На Петербургской стороне есть три улицы, весьма замечательные как по местности, так и по особому характеру жителей. Это большая, средняя и малая Колтовская улицы. Все три они выходят на Малую Невку, все три славятся шаткими мостиками и поразительной глубины грязью, и все три, наконец, населены беднейшими из петербургских жителей. Здесь стоят ряды домиков большей частью одноэтажных и деревянных, которых хозяева, испытав на юридическом или торговом поприще возможные превратности, приютились сюда кончать век свой в соседстве таких же горемык. Здесь улицы и пересекающие их переулки, кажется, с самого начала своего существования не знали тяжести булыжника, и мутные воды Невки, вздуваемые осенью юго-западным ветром, находят в них мягкое и покойное ложе, готовое принять знакомых гостей с радушием закоренелого провинциализма.

Часть карты 1861 года
Часть карты 1861 года

Вы можете встретить здесь летом на улицах множество собак, ребятишек, кур и коз, беспрепятственно толкущихся с раннего утра до позднего вечера, а зимой груды белого снега соперничествующего в вышине с старенькими покосившимися заборами. Можете без труда вслушаться в искреннюю беседу встретившихся приятелей, незаглушаемую стуком экипажей, или в таинственные совещания кумушек, перебрасывающихся намеками на совершаемое в соседстве, или, наконец, в задушевную болтовню молодых девушек, идущих в ближайшую лавку и пользующихся отсутствием маменьки или тетеньки для сообщения друг другу занимательных новостей.

Жизнь, проявляющуюся в многолюдных улицах Петербурга, кто-то сравнил с волшебным движением машины, водимой искусственной рукой гениального машиниста. В Колтовских волшебство этого движения незаметно, так как незаметен и порядок, составляющий неотъемлемую принадлежность устройства каждой машины. Здесь все носит отпечаток неисправимого упадка духа. Беспечность жителей и неряшествость домовладельцев говорят, ясно понимающим бессловесный язык несчастий, что живут здесь страдальцы собственных погрешностей или общественного несовершенства, что почти одно и то же.

И, кажется, местное начальство принимает это в соображение, потому что снисходительно закрывает глаза, показывая вид неведения. То же снисхождение оказывают друг другу и самые жители: «Бог с ним!» – говорят они на обиду, причиняемую соседам. «Это бошка отчаянная, ничего с ним не поделаешь». И терпят, пока обидчик сам не образумится или не устанет наносить безнаказанно оскорбления.

Бедность, в других местах города прячущаяся в подвалы и чердаки, здесь беспрепятственно нанимает любой угол и гордо кутается в лохмотья, никем не осмеиваемая и не призираемая.

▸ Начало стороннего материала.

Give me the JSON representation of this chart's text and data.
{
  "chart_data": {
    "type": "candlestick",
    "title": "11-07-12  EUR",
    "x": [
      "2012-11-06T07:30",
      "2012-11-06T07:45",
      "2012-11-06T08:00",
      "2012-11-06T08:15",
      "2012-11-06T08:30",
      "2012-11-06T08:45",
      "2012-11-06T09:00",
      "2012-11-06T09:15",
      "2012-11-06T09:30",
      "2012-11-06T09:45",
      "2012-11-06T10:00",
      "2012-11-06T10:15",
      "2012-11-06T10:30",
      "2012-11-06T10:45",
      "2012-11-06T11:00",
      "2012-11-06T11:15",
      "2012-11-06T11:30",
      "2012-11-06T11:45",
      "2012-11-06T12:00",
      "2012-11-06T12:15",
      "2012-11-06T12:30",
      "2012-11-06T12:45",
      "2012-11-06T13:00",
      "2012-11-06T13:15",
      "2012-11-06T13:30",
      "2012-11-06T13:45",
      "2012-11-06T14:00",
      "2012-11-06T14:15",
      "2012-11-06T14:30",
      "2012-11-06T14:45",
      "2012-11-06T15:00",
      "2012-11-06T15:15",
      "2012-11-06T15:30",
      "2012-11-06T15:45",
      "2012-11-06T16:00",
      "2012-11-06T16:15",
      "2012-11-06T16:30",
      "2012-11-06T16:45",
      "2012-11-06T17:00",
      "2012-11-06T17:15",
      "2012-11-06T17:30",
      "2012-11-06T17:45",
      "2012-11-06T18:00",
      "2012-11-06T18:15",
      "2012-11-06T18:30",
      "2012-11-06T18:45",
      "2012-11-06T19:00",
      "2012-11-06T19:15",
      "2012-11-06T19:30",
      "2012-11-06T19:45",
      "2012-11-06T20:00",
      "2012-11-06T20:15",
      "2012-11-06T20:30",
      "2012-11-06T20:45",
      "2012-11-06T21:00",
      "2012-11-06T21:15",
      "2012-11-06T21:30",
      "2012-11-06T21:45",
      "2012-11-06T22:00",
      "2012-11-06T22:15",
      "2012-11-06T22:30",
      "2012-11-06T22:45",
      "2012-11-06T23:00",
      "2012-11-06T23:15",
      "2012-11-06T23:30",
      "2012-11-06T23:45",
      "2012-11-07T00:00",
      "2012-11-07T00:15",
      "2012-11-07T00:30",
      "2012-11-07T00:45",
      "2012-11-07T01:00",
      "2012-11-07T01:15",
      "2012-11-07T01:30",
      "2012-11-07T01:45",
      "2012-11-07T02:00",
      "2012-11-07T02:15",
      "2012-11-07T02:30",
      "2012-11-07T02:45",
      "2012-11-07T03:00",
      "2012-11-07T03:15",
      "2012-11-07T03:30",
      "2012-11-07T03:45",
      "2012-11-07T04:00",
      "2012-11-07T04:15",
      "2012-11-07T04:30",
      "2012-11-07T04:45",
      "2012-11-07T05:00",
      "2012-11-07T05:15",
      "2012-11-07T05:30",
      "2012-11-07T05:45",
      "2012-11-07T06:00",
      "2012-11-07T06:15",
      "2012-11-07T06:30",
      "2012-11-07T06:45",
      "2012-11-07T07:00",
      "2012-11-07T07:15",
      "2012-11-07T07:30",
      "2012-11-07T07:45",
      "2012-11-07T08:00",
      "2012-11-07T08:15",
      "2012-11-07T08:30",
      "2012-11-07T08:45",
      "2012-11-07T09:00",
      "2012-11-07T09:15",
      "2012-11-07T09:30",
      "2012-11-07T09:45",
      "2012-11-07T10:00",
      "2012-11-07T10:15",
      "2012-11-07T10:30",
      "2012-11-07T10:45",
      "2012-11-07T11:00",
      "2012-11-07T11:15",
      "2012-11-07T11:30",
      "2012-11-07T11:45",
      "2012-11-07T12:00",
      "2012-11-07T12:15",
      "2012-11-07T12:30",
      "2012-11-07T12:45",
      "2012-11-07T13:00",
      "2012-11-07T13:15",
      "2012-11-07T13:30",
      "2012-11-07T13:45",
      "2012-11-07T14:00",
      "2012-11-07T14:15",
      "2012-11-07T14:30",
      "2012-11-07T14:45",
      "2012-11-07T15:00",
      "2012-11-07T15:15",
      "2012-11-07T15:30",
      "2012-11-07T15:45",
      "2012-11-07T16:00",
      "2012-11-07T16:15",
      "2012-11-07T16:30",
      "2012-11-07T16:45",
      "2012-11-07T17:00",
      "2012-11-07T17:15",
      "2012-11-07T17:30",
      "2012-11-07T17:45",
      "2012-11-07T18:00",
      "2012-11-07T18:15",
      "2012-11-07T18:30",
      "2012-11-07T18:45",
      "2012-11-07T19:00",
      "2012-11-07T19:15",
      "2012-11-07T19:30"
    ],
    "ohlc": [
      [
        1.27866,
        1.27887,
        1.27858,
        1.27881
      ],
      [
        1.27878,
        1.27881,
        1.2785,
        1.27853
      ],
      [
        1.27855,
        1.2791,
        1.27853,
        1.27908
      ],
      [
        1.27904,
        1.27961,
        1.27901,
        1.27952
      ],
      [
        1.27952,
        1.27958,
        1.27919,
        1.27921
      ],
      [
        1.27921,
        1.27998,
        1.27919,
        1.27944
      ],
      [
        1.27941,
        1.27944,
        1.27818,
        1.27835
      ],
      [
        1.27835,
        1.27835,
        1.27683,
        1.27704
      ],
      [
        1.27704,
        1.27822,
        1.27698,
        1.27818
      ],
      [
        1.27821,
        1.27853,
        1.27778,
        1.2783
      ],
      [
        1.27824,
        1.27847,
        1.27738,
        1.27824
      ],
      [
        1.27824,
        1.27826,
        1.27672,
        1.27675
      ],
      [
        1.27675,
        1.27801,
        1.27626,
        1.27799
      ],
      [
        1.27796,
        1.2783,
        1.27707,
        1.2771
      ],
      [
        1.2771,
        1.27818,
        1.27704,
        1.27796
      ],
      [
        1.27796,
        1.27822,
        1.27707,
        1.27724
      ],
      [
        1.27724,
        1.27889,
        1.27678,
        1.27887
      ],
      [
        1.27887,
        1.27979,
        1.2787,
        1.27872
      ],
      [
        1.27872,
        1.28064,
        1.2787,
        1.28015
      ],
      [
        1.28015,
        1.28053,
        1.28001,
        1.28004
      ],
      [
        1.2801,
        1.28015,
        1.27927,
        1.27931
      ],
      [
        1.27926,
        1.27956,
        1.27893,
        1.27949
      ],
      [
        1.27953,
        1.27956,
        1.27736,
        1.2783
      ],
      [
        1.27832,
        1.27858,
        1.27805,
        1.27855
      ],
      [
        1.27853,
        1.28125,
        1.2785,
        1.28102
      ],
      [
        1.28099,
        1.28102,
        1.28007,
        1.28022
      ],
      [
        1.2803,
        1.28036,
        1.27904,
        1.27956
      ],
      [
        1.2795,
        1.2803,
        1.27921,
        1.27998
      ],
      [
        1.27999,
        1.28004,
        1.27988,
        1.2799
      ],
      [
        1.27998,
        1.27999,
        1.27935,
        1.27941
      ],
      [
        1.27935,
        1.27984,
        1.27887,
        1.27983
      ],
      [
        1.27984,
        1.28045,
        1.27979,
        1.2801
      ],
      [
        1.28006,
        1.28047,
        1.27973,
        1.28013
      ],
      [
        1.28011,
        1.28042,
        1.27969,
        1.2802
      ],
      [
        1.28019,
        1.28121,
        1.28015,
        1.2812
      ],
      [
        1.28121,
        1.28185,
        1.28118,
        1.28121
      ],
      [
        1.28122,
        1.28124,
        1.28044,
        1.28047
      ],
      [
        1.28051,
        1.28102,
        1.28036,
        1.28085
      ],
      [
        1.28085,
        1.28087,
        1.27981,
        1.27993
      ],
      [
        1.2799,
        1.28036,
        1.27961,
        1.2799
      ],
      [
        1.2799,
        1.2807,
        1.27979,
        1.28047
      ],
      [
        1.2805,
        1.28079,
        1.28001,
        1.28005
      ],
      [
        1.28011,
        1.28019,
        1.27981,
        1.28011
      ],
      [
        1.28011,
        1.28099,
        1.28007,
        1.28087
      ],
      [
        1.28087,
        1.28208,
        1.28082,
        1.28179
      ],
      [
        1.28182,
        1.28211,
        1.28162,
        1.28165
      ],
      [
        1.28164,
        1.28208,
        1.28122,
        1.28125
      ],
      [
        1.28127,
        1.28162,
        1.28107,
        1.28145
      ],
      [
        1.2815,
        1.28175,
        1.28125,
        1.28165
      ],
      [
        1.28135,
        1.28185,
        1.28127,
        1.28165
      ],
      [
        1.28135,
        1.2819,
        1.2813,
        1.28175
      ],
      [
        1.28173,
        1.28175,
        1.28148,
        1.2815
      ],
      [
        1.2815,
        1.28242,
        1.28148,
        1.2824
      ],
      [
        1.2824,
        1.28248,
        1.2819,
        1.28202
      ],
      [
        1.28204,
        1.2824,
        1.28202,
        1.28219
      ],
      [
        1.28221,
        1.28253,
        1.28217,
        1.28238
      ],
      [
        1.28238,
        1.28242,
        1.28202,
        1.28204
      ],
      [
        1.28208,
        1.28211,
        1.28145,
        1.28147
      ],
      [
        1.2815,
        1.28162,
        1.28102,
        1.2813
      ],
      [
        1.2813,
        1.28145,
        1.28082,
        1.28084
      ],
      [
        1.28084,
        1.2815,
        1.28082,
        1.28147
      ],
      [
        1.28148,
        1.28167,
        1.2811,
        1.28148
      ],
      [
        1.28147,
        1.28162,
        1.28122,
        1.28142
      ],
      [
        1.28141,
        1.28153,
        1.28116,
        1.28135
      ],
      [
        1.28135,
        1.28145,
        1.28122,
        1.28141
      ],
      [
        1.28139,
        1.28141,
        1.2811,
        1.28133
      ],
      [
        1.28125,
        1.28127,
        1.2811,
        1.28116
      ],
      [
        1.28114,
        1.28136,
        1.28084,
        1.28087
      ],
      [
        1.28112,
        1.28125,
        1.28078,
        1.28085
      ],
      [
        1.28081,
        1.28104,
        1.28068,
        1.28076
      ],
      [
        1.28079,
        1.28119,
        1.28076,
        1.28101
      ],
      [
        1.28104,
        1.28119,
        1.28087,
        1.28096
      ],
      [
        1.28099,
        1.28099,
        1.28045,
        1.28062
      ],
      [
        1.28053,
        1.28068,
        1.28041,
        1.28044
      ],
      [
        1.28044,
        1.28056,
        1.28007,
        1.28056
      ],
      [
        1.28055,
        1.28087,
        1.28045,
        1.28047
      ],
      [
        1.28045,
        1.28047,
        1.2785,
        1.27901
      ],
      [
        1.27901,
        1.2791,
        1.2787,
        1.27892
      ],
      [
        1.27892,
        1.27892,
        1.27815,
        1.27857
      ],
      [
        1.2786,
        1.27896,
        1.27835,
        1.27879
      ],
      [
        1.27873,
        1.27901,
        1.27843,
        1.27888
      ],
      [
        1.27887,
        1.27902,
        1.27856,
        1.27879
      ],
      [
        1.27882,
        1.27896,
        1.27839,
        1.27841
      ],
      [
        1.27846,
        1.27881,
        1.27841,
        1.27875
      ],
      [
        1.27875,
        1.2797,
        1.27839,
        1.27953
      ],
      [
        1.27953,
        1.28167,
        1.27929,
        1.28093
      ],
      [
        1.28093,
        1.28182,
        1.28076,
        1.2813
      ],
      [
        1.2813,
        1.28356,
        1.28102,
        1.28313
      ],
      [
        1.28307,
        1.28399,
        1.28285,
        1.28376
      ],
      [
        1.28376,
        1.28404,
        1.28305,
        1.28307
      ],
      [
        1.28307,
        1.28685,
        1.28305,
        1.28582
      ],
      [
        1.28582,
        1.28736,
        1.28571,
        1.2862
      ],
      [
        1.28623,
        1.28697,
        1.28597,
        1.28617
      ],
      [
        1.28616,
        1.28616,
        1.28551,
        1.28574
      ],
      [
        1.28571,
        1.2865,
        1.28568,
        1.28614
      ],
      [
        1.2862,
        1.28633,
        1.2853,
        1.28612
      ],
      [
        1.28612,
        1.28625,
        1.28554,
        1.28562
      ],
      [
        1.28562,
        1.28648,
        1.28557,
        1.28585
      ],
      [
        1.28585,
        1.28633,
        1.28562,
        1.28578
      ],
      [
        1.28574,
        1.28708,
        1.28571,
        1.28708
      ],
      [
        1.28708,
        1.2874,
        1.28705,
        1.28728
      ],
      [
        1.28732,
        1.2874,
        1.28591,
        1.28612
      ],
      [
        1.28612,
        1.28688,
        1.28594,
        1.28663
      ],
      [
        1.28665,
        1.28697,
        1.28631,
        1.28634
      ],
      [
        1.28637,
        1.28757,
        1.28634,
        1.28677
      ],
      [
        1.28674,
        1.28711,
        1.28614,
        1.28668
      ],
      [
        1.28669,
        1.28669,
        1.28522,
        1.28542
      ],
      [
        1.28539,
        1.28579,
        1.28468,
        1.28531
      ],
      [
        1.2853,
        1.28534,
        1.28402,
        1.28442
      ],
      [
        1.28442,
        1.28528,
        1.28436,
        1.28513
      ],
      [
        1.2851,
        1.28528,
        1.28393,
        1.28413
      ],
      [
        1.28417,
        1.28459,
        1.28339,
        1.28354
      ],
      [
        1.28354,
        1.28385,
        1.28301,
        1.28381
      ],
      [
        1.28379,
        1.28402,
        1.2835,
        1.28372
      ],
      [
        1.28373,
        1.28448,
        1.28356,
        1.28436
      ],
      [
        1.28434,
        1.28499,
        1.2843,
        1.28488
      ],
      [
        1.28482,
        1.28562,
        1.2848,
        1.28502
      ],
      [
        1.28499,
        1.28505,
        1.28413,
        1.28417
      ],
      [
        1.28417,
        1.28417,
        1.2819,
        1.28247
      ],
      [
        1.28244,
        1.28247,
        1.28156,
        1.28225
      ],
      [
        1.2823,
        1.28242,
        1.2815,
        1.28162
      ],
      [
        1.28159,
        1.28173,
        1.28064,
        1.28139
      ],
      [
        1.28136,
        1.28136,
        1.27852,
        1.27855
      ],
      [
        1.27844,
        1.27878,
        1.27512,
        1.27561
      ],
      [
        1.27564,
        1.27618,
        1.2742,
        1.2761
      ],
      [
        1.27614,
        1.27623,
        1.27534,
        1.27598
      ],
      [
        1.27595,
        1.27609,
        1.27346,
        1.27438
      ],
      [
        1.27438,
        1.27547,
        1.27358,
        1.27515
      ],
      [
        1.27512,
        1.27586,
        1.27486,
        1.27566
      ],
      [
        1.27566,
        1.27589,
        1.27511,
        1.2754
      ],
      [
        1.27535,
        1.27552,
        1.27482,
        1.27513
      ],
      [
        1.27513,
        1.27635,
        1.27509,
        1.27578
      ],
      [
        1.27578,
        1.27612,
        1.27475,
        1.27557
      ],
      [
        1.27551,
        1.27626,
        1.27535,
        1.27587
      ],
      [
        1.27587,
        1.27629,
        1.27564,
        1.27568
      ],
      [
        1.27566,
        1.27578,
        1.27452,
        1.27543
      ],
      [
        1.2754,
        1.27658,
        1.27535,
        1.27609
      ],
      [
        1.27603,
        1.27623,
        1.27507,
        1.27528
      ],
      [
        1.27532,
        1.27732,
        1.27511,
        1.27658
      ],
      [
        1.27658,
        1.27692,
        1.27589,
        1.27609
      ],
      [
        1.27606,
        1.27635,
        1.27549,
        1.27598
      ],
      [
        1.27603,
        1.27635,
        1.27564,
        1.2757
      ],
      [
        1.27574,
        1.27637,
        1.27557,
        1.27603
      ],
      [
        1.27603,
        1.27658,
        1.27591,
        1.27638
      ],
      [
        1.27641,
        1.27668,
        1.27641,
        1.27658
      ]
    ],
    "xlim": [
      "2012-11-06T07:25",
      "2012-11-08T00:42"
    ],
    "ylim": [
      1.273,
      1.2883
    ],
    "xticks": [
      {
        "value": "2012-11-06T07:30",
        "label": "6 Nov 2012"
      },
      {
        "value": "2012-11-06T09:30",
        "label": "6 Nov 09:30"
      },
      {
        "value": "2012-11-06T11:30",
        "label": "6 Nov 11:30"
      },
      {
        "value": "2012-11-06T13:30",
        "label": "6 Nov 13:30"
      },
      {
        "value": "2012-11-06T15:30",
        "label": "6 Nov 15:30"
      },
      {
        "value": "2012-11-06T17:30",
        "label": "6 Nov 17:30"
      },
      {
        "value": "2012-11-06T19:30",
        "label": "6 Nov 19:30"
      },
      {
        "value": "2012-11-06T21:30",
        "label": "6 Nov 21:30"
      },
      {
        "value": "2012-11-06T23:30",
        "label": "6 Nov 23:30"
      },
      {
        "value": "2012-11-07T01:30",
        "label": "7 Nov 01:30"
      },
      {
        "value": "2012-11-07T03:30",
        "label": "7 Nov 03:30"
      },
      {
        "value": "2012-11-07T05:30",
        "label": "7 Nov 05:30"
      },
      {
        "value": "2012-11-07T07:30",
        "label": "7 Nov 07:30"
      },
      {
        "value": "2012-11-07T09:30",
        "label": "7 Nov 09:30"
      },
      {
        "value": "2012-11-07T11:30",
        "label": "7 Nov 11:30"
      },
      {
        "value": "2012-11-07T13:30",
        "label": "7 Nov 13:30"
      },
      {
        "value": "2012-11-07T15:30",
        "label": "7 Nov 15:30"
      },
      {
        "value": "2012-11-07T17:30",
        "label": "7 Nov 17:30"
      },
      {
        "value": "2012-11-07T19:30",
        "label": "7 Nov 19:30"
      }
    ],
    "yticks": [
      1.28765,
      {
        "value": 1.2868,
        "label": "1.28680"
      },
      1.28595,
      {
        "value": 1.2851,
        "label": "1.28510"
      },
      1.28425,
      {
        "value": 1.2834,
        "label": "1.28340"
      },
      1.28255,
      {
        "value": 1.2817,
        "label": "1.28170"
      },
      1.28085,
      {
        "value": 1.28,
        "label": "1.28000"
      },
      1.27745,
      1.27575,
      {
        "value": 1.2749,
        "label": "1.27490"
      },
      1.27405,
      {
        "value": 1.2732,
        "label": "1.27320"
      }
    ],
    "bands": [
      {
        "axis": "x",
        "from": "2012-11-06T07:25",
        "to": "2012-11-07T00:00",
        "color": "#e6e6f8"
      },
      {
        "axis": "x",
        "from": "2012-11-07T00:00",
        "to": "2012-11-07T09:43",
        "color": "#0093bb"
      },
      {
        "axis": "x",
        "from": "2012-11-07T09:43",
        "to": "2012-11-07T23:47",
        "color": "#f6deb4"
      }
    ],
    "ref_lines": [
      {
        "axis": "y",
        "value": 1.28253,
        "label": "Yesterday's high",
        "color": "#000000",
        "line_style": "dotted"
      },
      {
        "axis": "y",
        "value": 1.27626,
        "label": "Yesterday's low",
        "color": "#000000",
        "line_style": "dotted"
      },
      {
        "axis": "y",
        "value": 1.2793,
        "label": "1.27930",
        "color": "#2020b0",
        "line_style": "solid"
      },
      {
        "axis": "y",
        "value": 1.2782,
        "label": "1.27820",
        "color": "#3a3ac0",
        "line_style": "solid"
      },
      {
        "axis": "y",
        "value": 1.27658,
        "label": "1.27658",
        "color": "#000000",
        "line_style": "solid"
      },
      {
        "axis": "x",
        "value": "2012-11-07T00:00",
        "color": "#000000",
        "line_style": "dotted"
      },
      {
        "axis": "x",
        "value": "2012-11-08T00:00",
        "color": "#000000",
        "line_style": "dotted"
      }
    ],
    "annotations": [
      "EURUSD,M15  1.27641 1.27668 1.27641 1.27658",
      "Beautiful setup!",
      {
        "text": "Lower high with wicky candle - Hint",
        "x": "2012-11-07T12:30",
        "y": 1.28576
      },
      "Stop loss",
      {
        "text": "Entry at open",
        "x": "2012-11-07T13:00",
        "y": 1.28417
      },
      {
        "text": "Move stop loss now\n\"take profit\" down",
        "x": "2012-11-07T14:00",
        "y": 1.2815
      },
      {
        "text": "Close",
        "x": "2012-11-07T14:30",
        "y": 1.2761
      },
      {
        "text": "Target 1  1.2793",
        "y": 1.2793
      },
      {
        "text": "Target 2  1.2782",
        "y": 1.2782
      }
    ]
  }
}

Невежество – обыкновенный спутник нищеты – как огромный паук раскинуло свои сети на все протяжение наших улиц и охватило жителей своими крепкими путами.

-4

Население делится здесь на три класса – чиновников, рабочих и всякий сброд. Последним обозначаются личности всех сословий, спившиеся с кругу, покинутые знакомыми и родными, и бог весть, чем существующие. Все эти три класса имеют свой местный отличительный характер. Чиновники, большей частью люди без образования, выслужившиеся из писцов или служащие еще писцами в присутствующих местах, получавшие или получающие еще весьма ограниченное жалование и по природной смышленности обращающие в доход все, что имеет счастье находиться хоть сколько-нибудь в кругу их деятельности. Эти чиновники с начала своего служебного поприща нанимали здесь квартиру и слыли беспокойными постояльцами, впоследствии накупили домики и сделались мирными домовладельцами.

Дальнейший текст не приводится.